L:organisation des jugements des dossiers en  attente  devrait,  par  ailleurs,  démarrer  dès l’entrée en fonction  du « chef  du  ministère  public  du  PAC »,  l’équivalent  du  procureur général de la Cour d’appel  (PGCA).

Le chef du ministère public du PAC est prévu prêter serment devant la Cour suprême d’Anosy, demain. S’ensuivra son installation à son poste au Pôle anti-corruption d’Antananarivo. Au regard des qualificatifs des affaires récentes instruites par les juges d’instruction de l’instance judiciaire des 67 ha, de gros bonnets risquent gros dans les procès de la vingtaine de dossiers criminels en attente.

« Toutes les infractions de corruption et de blanchiment sont de la compétence du  PAC, qu’elles soient de petite ou grande envergure.  (…) Le PAC est, également, compétent pour un large panel d’infractions économiques et financières, listées dans la loi, dès lors qu’elles répondent aux critères de gravité et/ou la complexité de l’affaire, selon des  indicateurs précisés dans la loi également », édicte l’exposé des motifs du  texte  instituant  cette instance judiciaire.

« Blanchiment de capitaux avec fraude  fiscale »,  est  l’un  des  deux  chefs  d’inculpation retenus contre Mbola Rajaonah, transitaire. Une charge qualifiée  de « crime »,  et  qui  a motivé  son  placement  en  détention  préventive  à  Tsiafahy .

La  source  avisée  n’a  pas donné  de  détail  sur  les affaires  criminelles  en  attente  de jugement.
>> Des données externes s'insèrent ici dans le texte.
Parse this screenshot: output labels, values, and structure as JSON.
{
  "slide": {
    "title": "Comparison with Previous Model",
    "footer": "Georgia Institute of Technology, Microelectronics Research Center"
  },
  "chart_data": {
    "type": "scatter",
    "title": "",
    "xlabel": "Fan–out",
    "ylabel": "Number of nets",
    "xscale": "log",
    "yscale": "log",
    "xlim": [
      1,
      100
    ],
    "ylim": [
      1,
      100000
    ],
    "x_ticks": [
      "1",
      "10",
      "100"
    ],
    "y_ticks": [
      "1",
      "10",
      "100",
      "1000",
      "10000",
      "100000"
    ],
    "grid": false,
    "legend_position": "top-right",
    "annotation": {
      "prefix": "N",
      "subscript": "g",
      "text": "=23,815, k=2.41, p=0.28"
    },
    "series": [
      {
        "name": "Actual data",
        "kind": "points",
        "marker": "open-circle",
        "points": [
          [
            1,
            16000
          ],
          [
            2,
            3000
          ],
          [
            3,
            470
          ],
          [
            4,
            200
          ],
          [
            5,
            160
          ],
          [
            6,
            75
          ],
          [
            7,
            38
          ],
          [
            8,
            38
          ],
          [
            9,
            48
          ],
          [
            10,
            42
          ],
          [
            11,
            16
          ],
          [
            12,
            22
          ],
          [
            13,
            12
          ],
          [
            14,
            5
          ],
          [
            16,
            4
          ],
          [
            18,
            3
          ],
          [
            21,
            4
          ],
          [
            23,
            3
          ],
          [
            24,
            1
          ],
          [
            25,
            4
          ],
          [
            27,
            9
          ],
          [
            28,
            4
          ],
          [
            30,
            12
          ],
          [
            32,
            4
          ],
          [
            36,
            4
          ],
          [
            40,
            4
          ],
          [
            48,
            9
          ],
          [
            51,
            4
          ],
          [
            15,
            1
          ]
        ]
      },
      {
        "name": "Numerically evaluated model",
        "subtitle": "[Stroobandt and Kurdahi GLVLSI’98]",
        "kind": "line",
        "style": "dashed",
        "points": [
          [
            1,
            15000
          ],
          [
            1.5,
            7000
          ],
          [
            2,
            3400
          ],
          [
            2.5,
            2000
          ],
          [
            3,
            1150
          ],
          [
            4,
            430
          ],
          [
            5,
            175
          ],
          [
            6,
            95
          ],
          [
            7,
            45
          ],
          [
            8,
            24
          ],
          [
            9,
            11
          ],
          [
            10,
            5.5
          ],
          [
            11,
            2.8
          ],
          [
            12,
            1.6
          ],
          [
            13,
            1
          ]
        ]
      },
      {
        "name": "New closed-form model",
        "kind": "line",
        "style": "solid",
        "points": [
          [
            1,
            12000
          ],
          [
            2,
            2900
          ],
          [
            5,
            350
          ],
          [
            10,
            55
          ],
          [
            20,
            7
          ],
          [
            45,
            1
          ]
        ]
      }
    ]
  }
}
Seulement, les affaires de malversations financières touchant, notamment, aux deniers publics impliquent dans la majorité des cas de grandes personnalités.

« Dans la plupart des cas, elles couvent, également, de grandes corruptions », ajoute un investigateur anti-corruption. Étant donné la motivation  de la création du PAC, les juges pourraient  prononcer des décisions  sévères.

« L’innovation essentielle est ici de dépasser les difficultés observées au cours de l’expérience des Chaines pénales anti-corruption dont les taux de condamnation pour corruption ou blanchiment furent faibles », dispose l’exposé des motifs  de  la  loi sur  les Pôles  anti-corruption.